A reverse cycle heater heats the shed, and the air is a constant 27.5ºC and the water 26.5-27ºC. The air runs at 100% humidity.
The barra fry come from West Beach Aquaculture in South Australia. They are stocked into the nursery cages at 20-25mm, and are fed an INVE diet. Grading is constant during the nursery stage. They weigh less than a gram when they’re stocked and are graded six times in three months. The need to grade drops off as growth rate slows and, due to the previous heavy grading, they grow more evenly. They are moved into the raceways at 50g and switched to a low phosphate Skretting ration which results in larger and more solid faeces.
Ryan Burniston, Farm Manager at Melbourne Barra, said, “The better binding of the faeces gave a noticeable and immediate improvement on water quality. FCRs remained in the same range (1.2:1 to 1.4:), so it was a win all around. The fish take another three months to reach 500g plus, in which time they’re graded three more times at 130g, 300g and 500g.” Overall it takes six to eight months to reach the minimum market size of >500g.
Live fish restaurants
More and more restaurants in Australia now carry live fish. The farm produces up to 50t of barramundi annually and distributes through the south and south eastern areas of Melbourne, but with business increasing Andrew is looking to double his capacity and include a marine-species holding facility. A move into marine species would be relatively simple and would boost his market profile. He would like to grow Murray cod, and breeding his own barramundi remains an option. However, the most immediate enhancement he and Ryan are considering is to install a liquid oxygen silo and oxygen cones to maintain DO levels at 100% saturation or better.

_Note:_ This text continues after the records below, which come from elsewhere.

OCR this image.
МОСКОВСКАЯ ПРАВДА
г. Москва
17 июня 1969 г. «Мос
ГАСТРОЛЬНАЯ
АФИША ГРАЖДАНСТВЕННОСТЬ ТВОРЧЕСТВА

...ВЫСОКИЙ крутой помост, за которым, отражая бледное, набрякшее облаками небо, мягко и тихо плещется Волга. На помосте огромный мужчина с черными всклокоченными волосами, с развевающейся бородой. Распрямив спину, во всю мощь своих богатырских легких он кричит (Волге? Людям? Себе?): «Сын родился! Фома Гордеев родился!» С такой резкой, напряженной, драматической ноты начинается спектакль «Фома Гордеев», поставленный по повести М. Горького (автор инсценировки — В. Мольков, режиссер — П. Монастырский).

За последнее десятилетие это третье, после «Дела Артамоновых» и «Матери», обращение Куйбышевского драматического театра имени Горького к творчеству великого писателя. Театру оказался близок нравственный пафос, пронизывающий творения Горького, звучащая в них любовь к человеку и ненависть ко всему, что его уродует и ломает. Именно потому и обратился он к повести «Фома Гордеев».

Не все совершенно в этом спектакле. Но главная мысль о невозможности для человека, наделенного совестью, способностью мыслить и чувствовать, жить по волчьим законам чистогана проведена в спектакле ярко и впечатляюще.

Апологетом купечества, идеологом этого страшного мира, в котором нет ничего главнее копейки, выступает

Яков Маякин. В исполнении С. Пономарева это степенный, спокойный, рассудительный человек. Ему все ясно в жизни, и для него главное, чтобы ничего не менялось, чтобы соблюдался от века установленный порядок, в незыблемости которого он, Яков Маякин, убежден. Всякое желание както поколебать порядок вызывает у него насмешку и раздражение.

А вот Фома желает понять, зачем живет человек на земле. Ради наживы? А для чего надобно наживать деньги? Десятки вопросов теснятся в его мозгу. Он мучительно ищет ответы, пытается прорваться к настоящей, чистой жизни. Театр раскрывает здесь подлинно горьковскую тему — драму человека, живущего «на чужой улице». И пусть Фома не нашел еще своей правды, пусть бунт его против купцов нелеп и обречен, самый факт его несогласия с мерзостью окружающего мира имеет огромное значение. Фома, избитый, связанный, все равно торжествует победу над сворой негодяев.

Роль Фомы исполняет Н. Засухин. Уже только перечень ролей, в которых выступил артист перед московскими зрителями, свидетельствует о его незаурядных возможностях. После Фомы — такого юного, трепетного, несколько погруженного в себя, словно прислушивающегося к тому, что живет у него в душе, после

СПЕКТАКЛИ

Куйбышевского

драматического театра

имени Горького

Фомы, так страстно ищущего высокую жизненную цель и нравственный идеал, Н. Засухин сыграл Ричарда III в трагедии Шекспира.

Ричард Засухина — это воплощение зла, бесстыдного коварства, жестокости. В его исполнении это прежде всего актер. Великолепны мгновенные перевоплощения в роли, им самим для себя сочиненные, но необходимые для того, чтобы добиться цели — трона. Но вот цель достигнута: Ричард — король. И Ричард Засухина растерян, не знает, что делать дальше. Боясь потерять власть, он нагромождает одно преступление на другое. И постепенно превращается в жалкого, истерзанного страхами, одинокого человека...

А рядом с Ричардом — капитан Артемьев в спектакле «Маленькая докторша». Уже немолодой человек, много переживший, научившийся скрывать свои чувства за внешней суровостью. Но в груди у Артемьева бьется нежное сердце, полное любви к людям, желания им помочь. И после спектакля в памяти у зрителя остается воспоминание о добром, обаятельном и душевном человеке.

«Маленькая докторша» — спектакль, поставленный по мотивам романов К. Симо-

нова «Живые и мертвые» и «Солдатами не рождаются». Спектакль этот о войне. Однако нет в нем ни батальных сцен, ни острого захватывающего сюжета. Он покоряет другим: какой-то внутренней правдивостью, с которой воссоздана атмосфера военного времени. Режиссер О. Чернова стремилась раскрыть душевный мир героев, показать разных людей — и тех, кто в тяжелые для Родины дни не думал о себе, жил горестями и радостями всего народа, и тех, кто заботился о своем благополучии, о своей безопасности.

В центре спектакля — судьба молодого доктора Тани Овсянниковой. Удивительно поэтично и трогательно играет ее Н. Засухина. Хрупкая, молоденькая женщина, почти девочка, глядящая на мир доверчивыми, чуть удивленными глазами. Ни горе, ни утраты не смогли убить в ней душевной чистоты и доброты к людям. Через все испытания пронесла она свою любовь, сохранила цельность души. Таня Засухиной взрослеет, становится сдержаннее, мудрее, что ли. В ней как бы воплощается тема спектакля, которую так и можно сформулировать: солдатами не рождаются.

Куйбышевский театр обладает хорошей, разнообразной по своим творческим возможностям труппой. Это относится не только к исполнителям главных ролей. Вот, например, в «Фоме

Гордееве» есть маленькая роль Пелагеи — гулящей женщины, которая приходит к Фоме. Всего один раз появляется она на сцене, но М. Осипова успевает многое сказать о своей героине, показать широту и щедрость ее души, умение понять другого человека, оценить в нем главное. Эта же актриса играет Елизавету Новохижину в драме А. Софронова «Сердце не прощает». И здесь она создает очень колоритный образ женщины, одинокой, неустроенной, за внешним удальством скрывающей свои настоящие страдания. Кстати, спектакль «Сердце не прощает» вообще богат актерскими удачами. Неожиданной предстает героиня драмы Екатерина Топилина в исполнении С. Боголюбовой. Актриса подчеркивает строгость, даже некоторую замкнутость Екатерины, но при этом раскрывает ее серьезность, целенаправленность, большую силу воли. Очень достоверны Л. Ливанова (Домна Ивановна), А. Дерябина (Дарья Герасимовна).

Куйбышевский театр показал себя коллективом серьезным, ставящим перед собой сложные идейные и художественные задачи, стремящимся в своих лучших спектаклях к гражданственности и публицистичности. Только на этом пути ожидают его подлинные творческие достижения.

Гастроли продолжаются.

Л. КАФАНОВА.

His stint at delivering water taught Andrew the importance of customer relations. When he went into barramundi he based his marketing on reliability and service. One thing he learnt early on during his marketing was that his customers preferred to order all their freshwater fish from one supplier. He was able to source Murray cod (Maccullochella peelii peelii), silver perch (Bidyanus bidyanus) and eels (Anguilla australis) to broaden his catalogue. Melbourne Barra is a clear example of what a small enterprise can achieve through innovation and a flexible approach to the changes that are always present in aquaculture.